Taara, rival de Starlink d’Alphabet, devient une entreprise indépendante

Image d'illustration. TaaraADN
Taara, le concurrent de Starlink appartenant à Alphabet, prend son envol en devenant une entreprise indépendante.
Tl;dr
- Alphabet libère sa filiale internet laser Taara.
- Taara concurrence directement le réseau Starlink d’Elon Musk.
- Le prochain objectif de Taara est de développer une puce photonique en silicium.
Alphabet laisse s’envoler Taara, son entreprise internet à base de laser
Alphabet, la société mère de Google, a décidé de donner son indépendance à Taara, sa compagnie offrant un service internet basé sur la technologie laser, d’après les informations rapportées par le Financial Times. Taara était auparavant une partie intégrante du système d’incubation de projets futuristes de X (à ne pas confondre avec le réseau social du même nom).
Un concurrent direct pour le réseau Starlink d’Elon Musk
L’originalité de Taara réside dans son utilisation de faisceaux de lumière pour offrir des services internet et téléphoniques à haut débit dans les zones difficiles d’accès à travers le monde. Cette technologie la place en concurrence directe avec le réseau de satellites Starlink, propriété d’Elon Musk.
Avec une équipe de deux douzaines de membres et une politique d’embauche agressive, Taara a réussi à obtenir le soutien de Series X Capital. Si Alphabet conserve une participation minoritaire dans l’entreprise, elle reste pour l’instant discrète sur les détails du financement initial ou sur les objectifs financiers potentiels.
Une technologie innovante pour connecter le monde
Le service de Taara est actuellement opérationnel dans 12 pays à travers le monde. Il a notamment fourni un service supplémentaire lors d’événements tels que le festival de Coachella. La technologie fonctionne en envoyant des faisceaux de lumière vers divers terminaux. Selon Alphabet, le système peut transmettre des données à une vitesse de 20 gigabits par seconde sur une zone d’environ 12 miles. L’entreprise affirme également que ces systèmes sont relativement faciles à construire et à entretenir, surtout en comparaison avec les satellites dans l’espace.

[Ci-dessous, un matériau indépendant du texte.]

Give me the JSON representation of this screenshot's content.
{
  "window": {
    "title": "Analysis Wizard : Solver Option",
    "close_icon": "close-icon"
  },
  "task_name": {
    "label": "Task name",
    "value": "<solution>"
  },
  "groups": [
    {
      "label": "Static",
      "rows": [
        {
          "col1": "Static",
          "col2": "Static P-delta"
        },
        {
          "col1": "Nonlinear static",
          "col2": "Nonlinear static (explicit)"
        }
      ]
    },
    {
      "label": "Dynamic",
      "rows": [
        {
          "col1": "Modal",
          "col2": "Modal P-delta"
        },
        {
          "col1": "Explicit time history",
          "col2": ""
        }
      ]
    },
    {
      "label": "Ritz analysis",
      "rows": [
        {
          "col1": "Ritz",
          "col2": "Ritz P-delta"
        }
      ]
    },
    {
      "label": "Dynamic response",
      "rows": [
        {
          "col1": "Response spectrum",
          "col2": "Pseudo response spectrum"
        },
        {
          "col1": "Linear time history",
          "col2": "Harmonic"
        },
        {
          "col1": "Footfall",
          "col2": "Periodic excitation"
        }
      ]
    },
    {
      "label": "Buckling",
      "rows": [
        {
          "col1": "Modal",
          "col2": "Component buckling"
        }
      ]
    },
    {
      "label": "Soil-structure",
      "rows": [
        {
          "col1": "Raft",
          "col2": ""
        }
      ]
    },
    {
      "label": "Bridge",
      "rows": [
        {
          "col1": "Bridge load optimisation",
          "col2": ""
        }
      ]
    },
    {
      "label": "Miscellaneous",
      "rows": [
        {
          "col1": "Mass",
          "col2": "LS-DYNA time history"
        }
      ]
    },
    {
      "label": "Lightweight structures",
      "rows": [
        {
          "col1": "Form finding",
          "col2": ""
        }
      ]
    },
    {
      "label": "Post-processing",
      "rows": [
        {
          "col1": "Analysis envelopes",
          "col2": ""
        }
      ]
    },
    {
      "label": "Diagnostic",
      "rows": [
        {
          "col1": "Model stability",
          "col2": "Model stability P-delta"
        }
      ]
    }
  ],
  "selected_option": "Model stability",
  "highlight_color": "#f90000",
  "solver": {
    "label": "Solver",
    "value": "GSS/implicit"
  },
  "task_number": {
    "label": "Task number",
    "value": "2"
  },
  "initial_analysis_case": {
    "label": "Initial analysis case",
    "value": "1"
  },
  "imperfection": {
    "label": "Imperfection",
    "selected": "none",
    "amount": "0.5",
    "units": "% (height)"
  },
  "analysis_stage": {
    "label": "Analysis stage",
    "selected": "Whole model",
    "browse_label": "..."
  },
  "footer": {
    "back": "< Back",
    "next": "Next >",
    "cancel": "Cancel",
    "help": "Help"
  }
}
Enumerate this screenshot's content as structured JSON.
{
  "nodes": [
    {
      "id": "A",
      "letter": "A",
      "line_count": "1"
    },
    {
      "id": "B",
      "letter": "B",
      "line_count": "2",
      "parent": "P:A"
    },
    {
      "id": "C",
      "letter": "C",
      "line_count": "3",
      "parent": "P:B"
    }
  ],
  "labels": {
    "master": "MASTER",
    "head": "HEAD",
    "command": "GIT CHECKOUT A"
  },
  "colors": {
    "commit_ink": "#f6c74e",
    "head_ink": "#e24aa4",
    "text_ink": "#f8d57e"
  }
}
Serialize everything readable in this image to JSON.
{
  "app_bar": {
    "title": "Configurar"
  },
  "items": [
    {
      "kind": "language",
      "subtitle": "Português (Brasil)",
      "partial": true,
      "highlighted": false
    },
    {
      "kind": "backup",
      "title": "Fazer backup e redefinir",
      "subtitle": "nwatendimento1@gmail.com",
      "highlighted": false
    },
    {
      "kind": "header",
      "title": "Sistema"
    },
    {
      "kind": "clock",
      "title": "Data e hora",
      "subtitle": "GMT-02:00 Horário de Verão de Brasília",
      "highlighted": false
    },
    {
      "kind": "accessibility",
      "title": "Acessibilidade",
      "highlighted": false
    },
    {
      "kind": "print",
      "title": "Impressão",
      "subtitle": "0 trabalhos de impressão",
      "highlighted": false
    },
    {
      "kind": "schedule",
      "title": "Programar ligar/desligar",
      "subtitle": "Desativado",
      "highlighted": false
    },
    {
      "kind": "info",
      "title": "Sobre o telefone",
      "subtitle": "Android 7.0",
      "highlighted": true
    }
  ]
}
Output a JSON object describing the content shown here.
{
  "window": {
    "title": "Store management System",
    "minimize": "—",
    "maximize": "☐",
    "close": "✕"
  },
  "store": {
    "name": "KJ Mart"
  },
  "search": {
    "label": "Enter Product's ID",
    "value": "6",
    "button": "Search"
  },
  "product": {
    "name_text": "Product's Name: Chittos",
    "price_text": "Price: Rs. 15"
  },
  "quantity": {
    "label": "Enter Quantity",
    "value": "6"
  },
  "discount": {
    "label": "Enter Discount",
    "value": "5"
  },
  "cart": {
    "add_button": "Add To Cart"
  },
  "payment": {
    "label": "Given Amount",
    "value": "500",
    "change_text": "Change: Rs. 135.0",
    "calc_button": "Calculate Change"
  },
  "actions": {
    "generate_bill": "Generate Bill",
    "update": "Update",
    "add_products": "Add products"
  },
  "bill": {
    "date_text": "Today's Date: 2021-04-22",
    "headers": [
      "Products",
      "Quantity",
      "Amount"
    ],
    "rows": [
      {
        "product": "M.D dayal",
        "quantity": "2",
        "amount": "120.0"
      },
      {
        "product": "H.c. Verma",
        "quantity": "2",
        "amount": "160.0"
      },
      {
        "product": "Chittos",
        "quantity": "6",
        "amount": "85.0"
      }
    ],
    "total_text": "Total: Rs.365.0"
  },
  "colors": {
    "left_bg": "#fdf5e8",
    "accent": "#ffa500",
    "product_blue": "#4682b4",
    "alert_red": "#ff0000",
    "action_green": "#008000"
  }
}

Prochaine étape : le développement d’une puce photonique en silicium
Enfin, d’après Mahesh Krishnaswamy, le directeur général de Taara et ingénieur principal, la prochaine étape consiste à développer une puce photonique en silicium. Cela permettra d’éliminer le besoin de nombreux miroirs et lentilles actuellement positionnés sur les terminaux du système.
Il reste cependant un long chemin à parcourir pour Taara avant de rattraper Starlink, qui compte déjà plus de quatre millions d’abonnés dans le monde. En effet, Taara ne vend pas d’abonnements directement aux consommateurs. Elle préfère s’associer avec des sociétés de télécommunication existantes, comme T-Mobile, pour étendre leurs réseaux à des endroits reculés.